L'ideofono ta/da (compatibile con sa per assibilazione) è legato all'idea della fondazione, della stabilità, della forza, del fondamento (così in Tellus, in Damater/Demeter – ma anche in Poseidon, originariamente divinità ctonia, incarnazione della fusione, o dell'originaria indistinzione, di acqua e terra) – e dama è, presso i Dogon (il popolo che più di ogni altro rispecchia l'originaria cultura africana, e che ispirò i capolavori antropologici di Griaule e di Leiris), danza iniziatica e cosmogonica, e insieme nekyia, descensus ad Inferos, rito di iniziazione, di simbolica morte-rinascita.
Ma forse, aggiungerei io, il nome egizio di Abido può essere etimologizzato in aba-djed, ovvero il proto-etimo universale (a)ba indicante la paternità, la matrice, l'origine, agglutinato a djed, la columna universi, lo scettro cosmico, la trave portante del tutto, l'axis mundi che congiunge cielo e terra. Fondamento della colonna, e/o colonna del fondamento; nodo primordiale, copula mundi.

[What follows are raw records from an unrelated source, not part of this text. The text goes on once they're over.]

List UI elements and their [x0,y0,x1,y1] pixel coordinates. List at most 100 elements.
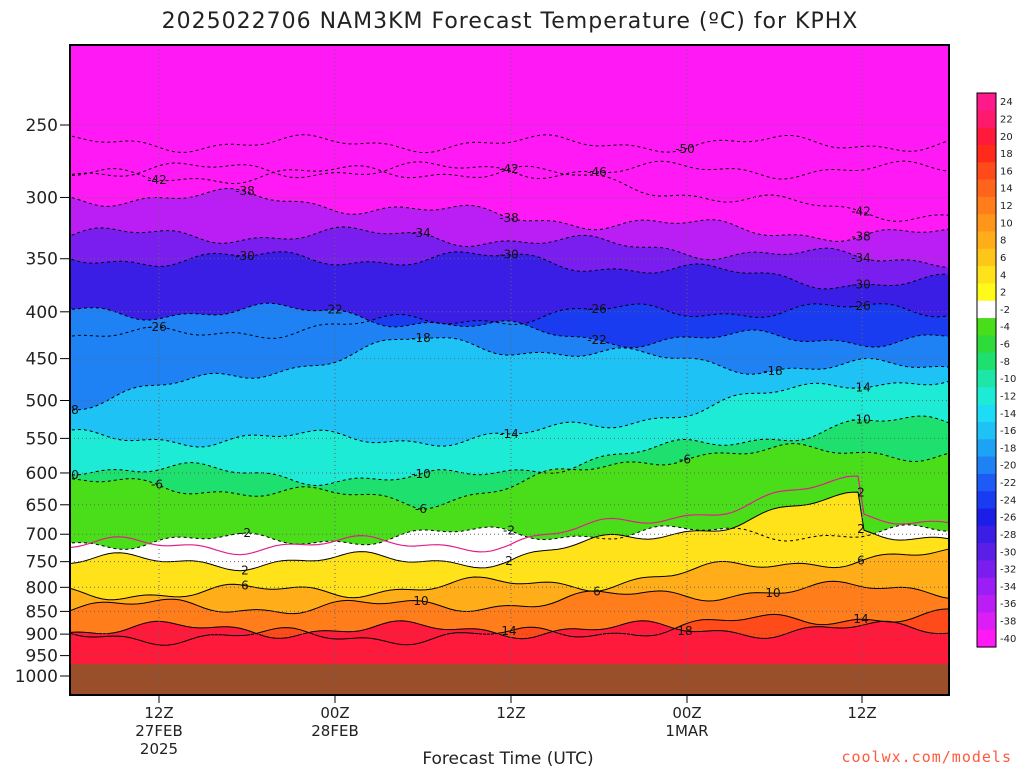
contour-label: -18 [70,403,79,417]
colorbar-swatch [977,214,996,233]
svg-text:6: 6 [857,554,865,568]
svg-text:2: 2 [857,522,865,536]
colorbar-label: -36 [1000,599,1016,610]
svg-text:-6: -6 [151,477,163,491]
colorbar-swatch [977,179,996,198]
colorbar-swatch [977,629,996,648]
colorbar-swatch [977,387,996,406]
contour-label: -6 [151,477,163,491]
contour-label: -38 [499,211,519,225]
svg-text:14: 14 [501,624,516,638]
contour-label: 10 [413,594,428,608]
svg-text:-22: -22 [323,303,343,317]
colorbar-swatch [977,577,996,596]
x-tick-label: 28FEB [311,722,358,740]
contour-label: -22 [587,333,607,347]
svg-text:18: 18 [677,624,692,638]
colorbar-label: 14 [1000,184,1013,195]
contour-line [70,608,949,646]
colorbar-label: -14 [1000,409,1016,420]
contour-label: -42 [147,173,167,187]
x-tick: 12Z [847,695,877,722]
svg-text:10: 10 [765,586,780,600]
contour-label: -26 [851,299,871,313]
x-tick-label: 00Z [320,704,349,722]
colorbar-label: -16 [1000,426,1016,437]
plot-frame [69,44,950,696]
y-tick-label: 500 [26,392,58,412]
contour-label: -6 [679,453,691,467]
colorbar-label: -4 [1000,322,1010,333]
contour-label: 6 [593,584,601,598]
svg-text:-38: -38 [235,184,255,198]
svg-text:-34: -34 [851,251,871,265]
contour-line [70,251,949,290]
y-tick: 700 [26,525,70,545]
ground-surface [70,664,949,695]
svg-text:-46: -46 [587,165,607,179]
contour-line [70,226,949,268]
svg-text:6: 6 [593,584,601,598]
y-tick-label: 250 [26,116,58,136]
contour-label: -14 [499,427,519,441]
contour-label: -6 [415,502,427,516]
y-tick: 900 [26,625,70,645]
colorbar-swatch [977,231,996,250]
svg-text:-42: -42 [499,162,519,176]
svg-text:-14: -14 [499,427,519,441]
contour-line [70,548,949,601]
colorbar-swatch [977,352,996,371]
colorbar-label: -10 [1000,374,1016,385]
colorbar-swatch [977,127,996,146]
colorbar-label: -32 [1000,565,1016,576]
contour-label: -50 [675,142,695,156]
svg-text:-30: -30 [235,249,255,263]
colorbar-label: 24 [1000,97,1013,108]
contour-label: 10 [765,586,780,600]
contour-label: -26 [147,320,167,334]
contour-label: -14 [851,381,871,395]
y-tick: 550 [26,429,70,449]
colorbar-label: 10 [1000,218,1013,229]
svg-text:-42: -42 [851,205,871,219]
freezing-line [70,475,949,556]
y-tick-label: 800 [26,578,58,598]
y-tick-label: 550 [26,429,58,449]
contour-lines [70,134,949,646]
colorbar-swatch [977,473,996,492]
svg-text:-22: -22 [587,333,607,347]
colorbar-swatch [977,318,996,336]
svg-text:-2: -2 [503,523,515,537]
contour-line [70,491,949,572]
y-tick: 950 [26,647,70,667]
colorbar-label: -18 [1000,443,1016,454]
y-tick-label: 850 [26,602,58,622]
colorbar-label: -24 [1000,495,1016,506]
colorbar-label: 22 [1000,115,1013,126]
contour-label: -10 [411,467,431,481]
colorbar-label: 18 [1000,149,1013,160]
contour-label: -34 [411,226,431,240]
colorbar-label: -30 [1000,547,1016,558]
contour-line [70,580,949,615]
svg-text:-38: -38 [499,211,519,225]
colorbar: 24 22 20 18 16 14 12 10 8 6 4 2 -2 -4 -6 -8 -10 -12 -14 -16… [976,92,1016,648]
x-tick: 12Z [496,695,526,722]
contour-label: 14 [501,624,516,638]
contour-label: -26 [587,302,607,316]
y-tick-label: 450 [26,350,58,370]
y-tick-label: 350 [26,250,58,270]
contour-labels: -50 -46 -42 -42 -42 -38 -38 -38 -34 -34 -30 -30 -30 -… [70,142,871,638]
svg-text:-10: -10 [411,467,431,481]
contour-label: 2 [857,485,865,499]
y-tick-label: 300 [26,188,58,208]
x-tick-label: 12Z [144,704,173,722]
contour-label: 2 [505,554,513,568]
x-axis-title: Forecast Time (UTC) [422,749,593,768]
svg-text:-34: -34 [411,226,431,240]
contour-label: -30 [235,249,255,263]
colorbar-label: -12 [1000,392,1016,403]
colorbar-swatch [977,421,996,440]
plot-area: -50 -46 -42 -42 -42 -38 -38 -38 -34 -34 -30 -30 -30 -… [69,44,950,696]
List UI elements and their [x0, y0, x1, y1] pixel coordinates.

Di tutto ciò (oltre che della comunione di vivi e morti, Athanatoi Thnetoi, Thnetoi Athanatoi, «immortali morti, morti immortali, che vivono la morte di quelli, che muoiono la vita di quelli», nelle parole enigmatiche di Eraclito) era forse sede e custodia la prima città sacra.
Ab è padre, ma anche allontanamento, distanza, separazione (greco apò, latino ab, da una stessa proto-radice): la stessa sfuggente, evanescente origine, la stessa spettrale sorgente, regrediente e dissolventesi ad infinitum, che tutti gli studi comparatistici cercano, in fondo, di ricomporre.

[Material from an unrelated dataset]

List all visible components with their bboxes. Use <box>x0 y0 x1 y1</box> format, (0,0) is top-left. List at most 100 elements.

E (come intuì la cultura rinascimentale, dal Ficino al Tasso dei Dialoghi) i geroglifici rispecchiano proprio questa originaria unità nel loro fondere, avrebbe detto Pound, logopea, fanopea e idolopea, il valore iconico e quello fonosemantico, racchiudendo in modo assoluto un senso, o una molteplicità di sensi, da tempo perdutisi o frammentatisi nel nostro linguaggio strumentale, convenzionale, tecnicistico, lontanissimo dalle sorgenti, perso nel mare oscuro dell'”oblio dell'essere”.
Non per nulla, letteralmente, la superficie del mondo era “geroglifico” per Mallarmé come per Proust; e “geroglifico” da riportare alla luce e decifrare era, agli occhi di Freud, il subconscio.